Sadece kendi hakkın yoktur, kendi hakların için mücadele yoktur, senin hakkın başkalarının hakkını da içerir; bu incelik bilgide, parada, kazançta, yeme içmede bir zekat miktarını üretir; bu büyük milletin (havuzun) bireydeki hakkıdır, kişiler arası ilişkinin anahtarıdır.

Büyük milletin en önemli dinamiklerindendir. İslam milliyetine ait büyük bir farktır.

Bugün dünyanın her yerine yardımda, milletin şevk ve gayreti bu büyük damarın hâlâ işlediğini gösteriyor.

Demokrasi uygulamaları…

Demokrasinin ve özgürlüklerin toplum içinde yerleşmesi noktasında, Bediüzzaman, maksadlar üzerinden değerlendirmeler yapıyor. Uygulamaların güçlüğünü; yanlış anlamadan ya da alışkanlıkların zorlamasıyla ortaya çıkan farklılaşmalardan ya da alışma sürecindeki eksikliklerin yansımalarından soyutlayıp hedefi inceliyor.

Uygulamadaki endişeler karşısında hükümetin iyi niyetine güven üzerinde duruyor. Bu noktada kamuoyu desteğine işaret ediyor.

Kamuoyunu etkilemek ve yönlendirmek için çalışma ve çaba gereklidir.
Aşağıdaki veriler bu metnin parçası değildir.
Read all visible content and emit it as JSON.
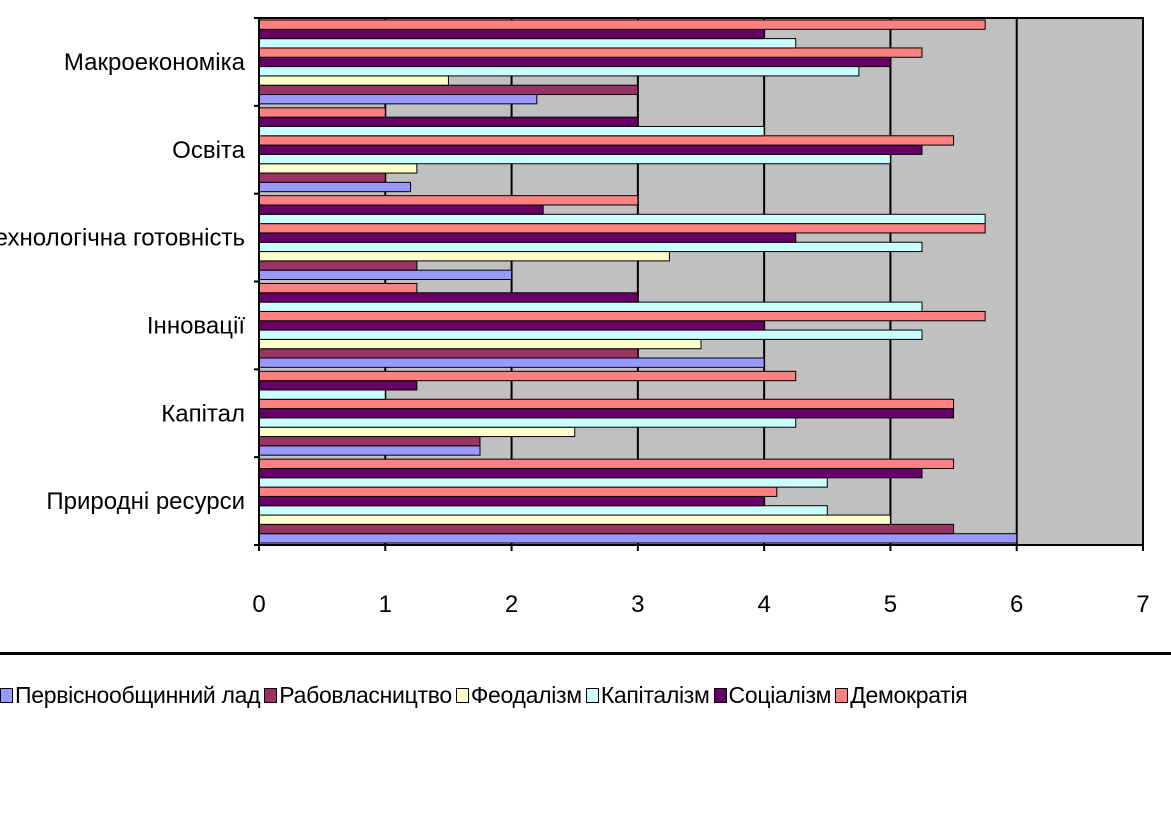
{
  "chart_data": {
    "type": "bar",
    "orientation": "horizontal",
    "title": "",
    "xlabel": "",
    "ylabel": "",
    "xlim": [
      0,
      7
    ],
    "x_ticks": [
      "0",
      "1",
      "2",
      "3",
      "4",
      "5",
      "6",
      "7"
    ],
    "grid": "vertical major gridlines",
    "legend_position": "bottom",
    "categories": [
      "Природні ресурси",
      "Капітал",
      "Інновації",
      "Технологічна готовність",
      "Освіта",
      "Макроекономіка"
    ],
    "category_labels_shown": [
      "Природні ресурси",
      "Капітал",
      "Інновації",
      "Технологічна готовність",
      "Освіта",
      "Макроекономіка"
    ],
    "series": [
      {
        "name": "Первіснообщинний лад",
        "color": "#9999ff",
        "values": [
          6,
          1.75,
          4,
          2,
          1.2,
          2.2
        ]
      },
      {
        "name": "Рабовласництво",
        "color": "#993366",
        "values": [
          5.5,
          1.75,
          3,
          1.25,
          1,
          3
        ]
      },
      {
        "name": "Феодалізм",
        "color": "#ffffcc",
        "values": [
          5,
          2.5,
          3.5,
          3.25,
          1.25,
          1.5
        ]
      },
      {
        "name": "Капіталізм",
        "color": "#ccffff",
        "values": [
          4.5,
          4.25,
          5.25,
          5.25,
          5,
          4.75
        ]
      },
      {
        "name": "Соціалізм",
        "color": "#660066",
        "values": [
          4,
          5.5,
          4,
          4.25,
          5.25,
          5
        ]
      },
      {
        "name": "Демократія",
        "color": "#ff8080",
        "values": [
          4.1,
          5.5,
          5.75,
          5.75,
          5.5,
          5.25
        ]
      }
    ],
    "extra_bars_per_group": [
      {
        "values": [
          4.5,
          1,
          5.25,
          5.75,
          4,
          4.25
        ]
      },
      {
        "values": [
          5.25,
          1.25,
          3,
          2.25,
          3,
          4
        ]
      },
      {
        "values": [
          5.5,
          4.25,
          1.25,
          3,
          1,
          5.75
        ]
      }
    ]
  },
  "colors": {
    "plot_background": "#c0c0c0",
    "gridline": "#000000",
    "axis": "#000000",
    "bar_outline": "#000000"
  },
  "legend": {
    "items": [
      {
        "label": "Первіснообщинний лад",
        "color": "#9999ff"
      },
      {
        "label": "Рабовласництво",
        "color": "#993366"
      },
      {
        "label": "Феодалізм",
        "color": "#ffffcc"
      },
      {
        "label": "Капіталізм",
        "color": "#ccffff"
      },
      {
        "label": "Соціалізм",
        "color": "#660066"
      },
      {
        "label": "Демократія",
        "color": "#ff8080"
      }
    ]
  }
}
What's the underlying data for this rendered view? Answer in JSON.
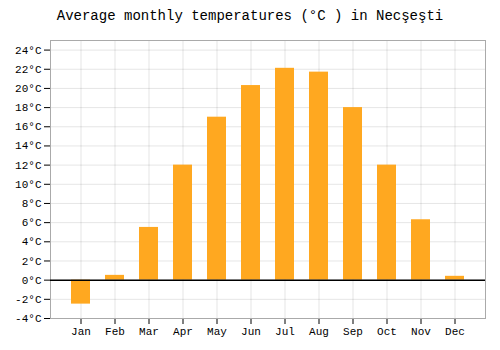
{
  "chart_data": {
    "type": "bar",
    "title": "Average monthly temperatures (°C ) in Necşeşti",
    "categories": [
      "Jan",
      "Feb",
      "Mar",
      "Apr",
      "May",
      "Jun",
      "Jul",
      "Aug",
      "Sep",
      "Oct",
      "Nov",
      "Dec"
    ],
    "values": [
      -2.5,
      0.5,
      5.5,
      12.0,
      17.0,
      20.3,
      22.1,
      21.7,
      18.0,
      12.0,
      6.3,
      0.4
    ],
    "color": "#FFA820",
    "ylim": [
      -4,
      25
    ],
    "yticks": [
      {
        "value": -4,
        "label": "-4°C"
      },
      {
        "value": -2,
        "label": "-2°C"
      },
      {
        "value": 0,
        "label": "0°C"
      },
      {
        "value": 2,
        "label": "2°C"
      },
      {
        "value": 4,
        "label": "4°C"
      },
      {
        "value": 6,
        "label": "6°C"
      },
      {
        "value": 8,
        "label": "8°C"
      },
      {
        "value": 10,
        "label": "10°C"
      },
      {
        "value": 12,
        "label": "12°C"
      },
      {
        "value": 14,
        "label": "14°C"
      },
      {
        "value": 16,
        "label": "16°C"
      },
      {
        "value": 18,
        "label": "18°C"
      },
      {
        "value": 20,
        "label": "20°C"
      },
      {
        "value": 22,
        "label": "22°C"
      },
      {
        "value": 24,
        "label": "24°C"
      }
    ],
    "grid": true
  }
}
Yarış, kamuoyunu yönetme üzerinde yapılmalıdır.

Fikir üzerinde etkisiz kalanlar uygulamalar ya da kişiler üzerinden, münferit olaylar üzerinden haklılık kazanma yoluna gideceklerdir.

Asıl olan maksattır, maksadın neticeyle olan ilişkisine bakmak gerekir.

Süreçteki eksik ya da aksaklıklar bütünü ya da neticeyi yok etmediği sürece önemli değildir.

Muhalefet etmek istersen, zaten her şeyde bir eksiklik bulabilirsin.

Eleştiri zorunluluğu...

Hakikat-i halde, bir şey eleştirilmiyorsa, aslında kötüdür.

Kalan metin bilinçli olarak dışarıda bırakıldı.